Joel Osteen testifies at trial of Lakewood Church hecklers

HOUSTON – The attorney representing several members of the controversial Church of Wells told Channel 2 Investigates charges are being dismissed against the two remaining members.

Six men were charged with trespassing and disrupting services at Lakewood Church. On Wednesday, trespassing charges were dismissed against four members of the church and jury found them not guilty of disrupting a public meeting.

At the time of that trial, Jacob Gardner and Richard Trudeau were in New York state attending another court hearing. Jon Stephenson, attorney for the two men, said he was informed Friday by the Harris County District Attorney's Office the charges against Gardner and Trudeau were being dismissed.

Wednesday's developments

The halls of the Harris County Courthouse echoed with the sound of hymns after four members of the controversial Church of Wells secured not guilty verdicts. The men were charged last June with trespassing and disrupting Sunday services at Lakewood Church.

“We are unashamed of the Gospel. We are willing to suffer, we are willing to go to jail, or anything,” said Church of Wells member Kevin Fessler. “By God's grace, God was with us.”

Church members said they spoke out during Pastor Joel Osteen's service last year because they believe he is spreading a false message.

“He is a false prophet and he preaches a prosperity message that does not turn the people from their sins,” said Fessler.

Osteen had no comment as he left the courthouse flanked by sheriff's deputies. Osteen's attorneys tried unsuccessfully to prevent the pastor from testifying and cameras were not allowed to record his time on the witness stand. Osteen testified the group interrupted his sermon four times and seemed intent to stay after they were asked to leave.

Patty and Andy Grove were appalled by the jury's verdict.

“These guys are criminals. They're dangerous,” said Patty Grove.

Grove and her husband drove from Arkansas to watch the trial. Their daughter, Catherine Grove, joined the Church of Wells in 2013 and cut off all contact with her family and friends. The Groves said all attempts to contact their daughter were blocked by church members. They believe the church is a cult.

“They should not have the right to terrorize people. They shouldn't have the right to go into anyone's church, into Joel Osteen's church, to terrorize children, women,” said Patty Grove.

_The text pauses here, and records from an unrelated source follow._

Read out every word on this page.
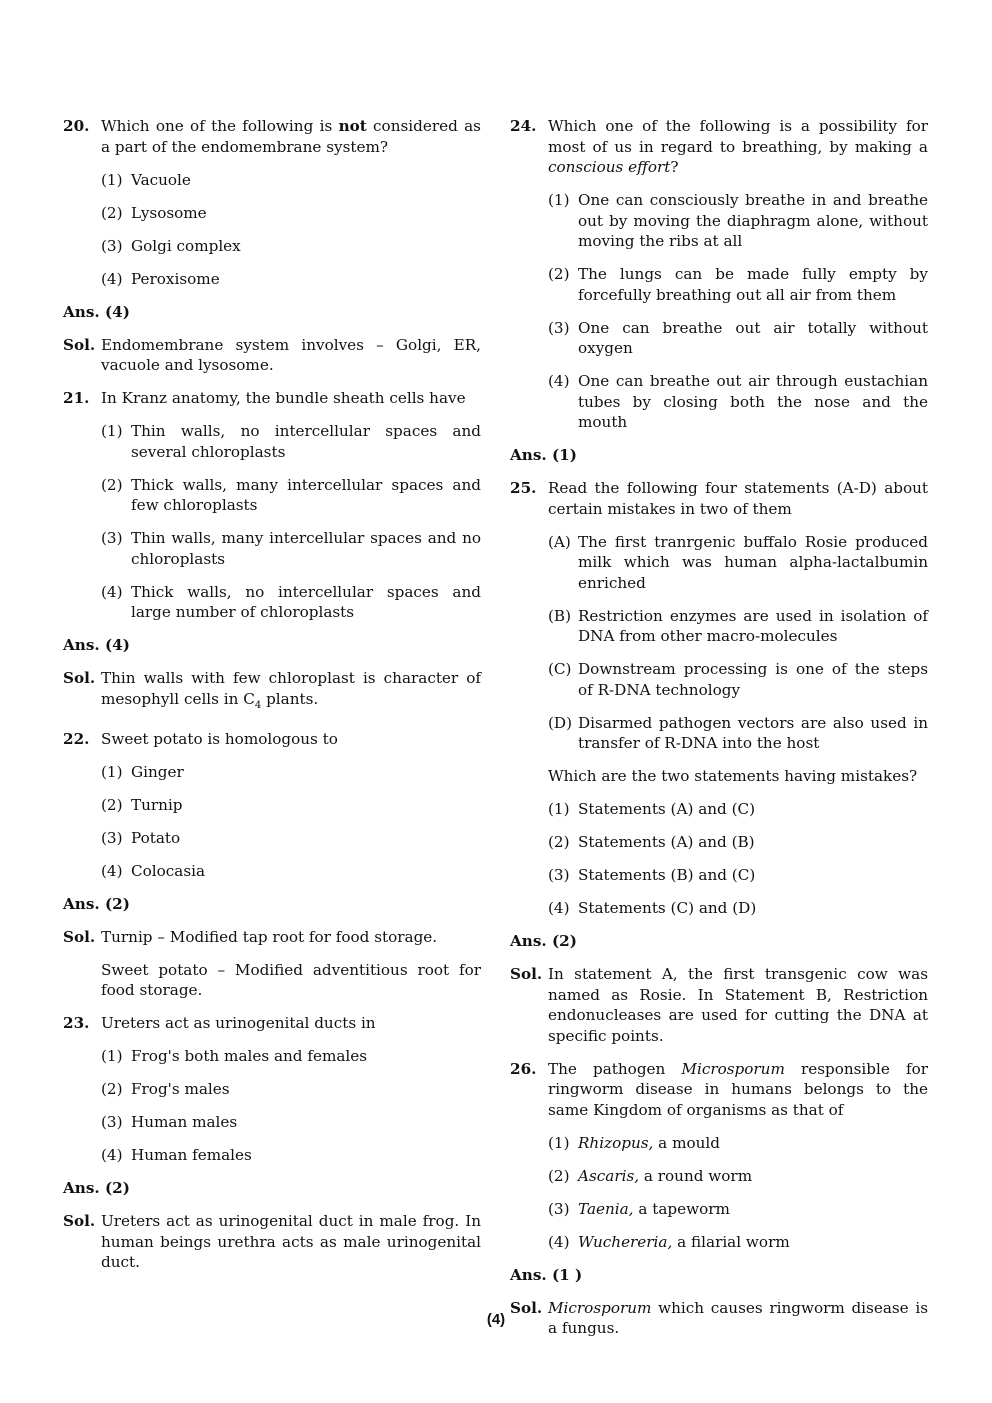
20. Which one of the following is not considered as a part of the endomembrane system?
(1) Vacuole
(2) Lysosome
(3) Golgi complex
(4) Peroxisome
Ans. (4)
Sol. Endomembrane system involves – Golgi, ER, vacuole and lysosome.
21. In Kranz anatomy, the bundle sheath cells have
(1) Thin walls, no intercellular spaces and several chloroplasts
(2) Thick walls, many intercellular spaces and few chloroplasts
(3) Thin walls, many intercellular spaces and no chloroplasts
(4) Thick walls, no intercellular spaces and large number of chloroplasts
Ans. (4)
Sol. Thin walls with few chloroplast is character of mesophyll cells in $C_4$ plants.
22. Sweet potato is homologous to
(1) Ginger
(2) Turnip
(3) Potato
(4) Colocasia
Ans. (2)
Sol. Turnip – Modified tap root for food storage.
Sweet potato – Modified adventitious root for food storage.
23. Ureters act as urinogenital ducts in
(1) Frog's both males and females
(2) Frog's males
(3) Human males
(4) Human females
Ans. (2)
Sol. Ureters act as urinogenital duct in male frog. In human beings urethra acts as male urinogenital duct.
24. Which one of the following is a possibility for most of us in regard to breathing, by making a conscious effort?
(1) One can consciously breathe in and breathe out by moving the diaphragm alone, without moving the ribs at all
(2) The lungs can be made fully empty by forcefully breathing out all air from them
(3) One can breathe out air totally without oxygen
(4) One can breathe out air through eustachian tubes by closing both the nose and the mouth
Ans. (1)
25. Read the following four statements (A-D) about certain mistakes in two of them
(A) The first tranrgenic buffalo Rosie produced milk which was human alpha-lactalbumin enriched
(B) Restriction enzymes are used in isolation of DNA from other macro-molecules
(C) Downstream processing is one of the steps of R-DNA technology
(D) Disarmed pathogen vectors are also used in transfer of R-DNA into the host
Which are the two statements having mistakes?
(1) Statements (A) and (C)
(2) Statements (A) and (B)
(3) Statements (B) and (C)
(4) Statements (C) and (D)
Ans. (2)
Sol. In statement A, the first transgenic cow was named as Rosie. In Statement B, Restriction endonucleases are used for cutting the DNA at specific points.
26. The pathogen Microsporum responsible for ringworm disease in humans belongs to the same Kingdom of organisms as that of
(1) Rhizopus, a mould
(2) Ascaris, a round worm
(3) Taenia, a tapeworm
(4) Wuchereria, a filarial worm
Ans. (1 )
Sol. Microsporum which causes ringworm disease is a fungus.
(4)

Channel 2 Investigates has reported on how the Church of Wells is no stranger to controversy. Impromptu sermons by members around the country have resulted in several arrests and confrontations. In their eyes, though, church members believe they are only true Christians in a sinful world.


“This world is depraved and in sin, fallen. And Jesus Christ shed his blood for the whole so they might be saved,” said Fessler.

Attorneys for the men persuaded the judge to dismiss the trespassing charges. The jury found Fessler, Mark DeRouville, Randall Valdez and Matthew Martinez not guilty of disrupting a public meeting.

Attorneys for the men argued they were exercising their First Amendment rights to free speech by expressing a religious opinion and the disruption was an unintended side effect.

Two more members, Jacob Gardner and Richard Trudeau, still face trial in this case. At the time this trial started, Gardner and Trudeau were in New York state. Trudeau was at a court hearing on charges of disrupting services at a Baptist church in the town of Saranac Lake, and Gardner had traveled with him.

A judge said they could move forward with those cases when the men return to Texas.

The men are all members of the Church of Wells in Wells, Texas. They disagree with Osteen's theological teachings.

During the service last June, they allegedly stood up yelling out that Osteen is a false prophet.

Much like their other court appearances, the men sang hymns before they went into the courtroom.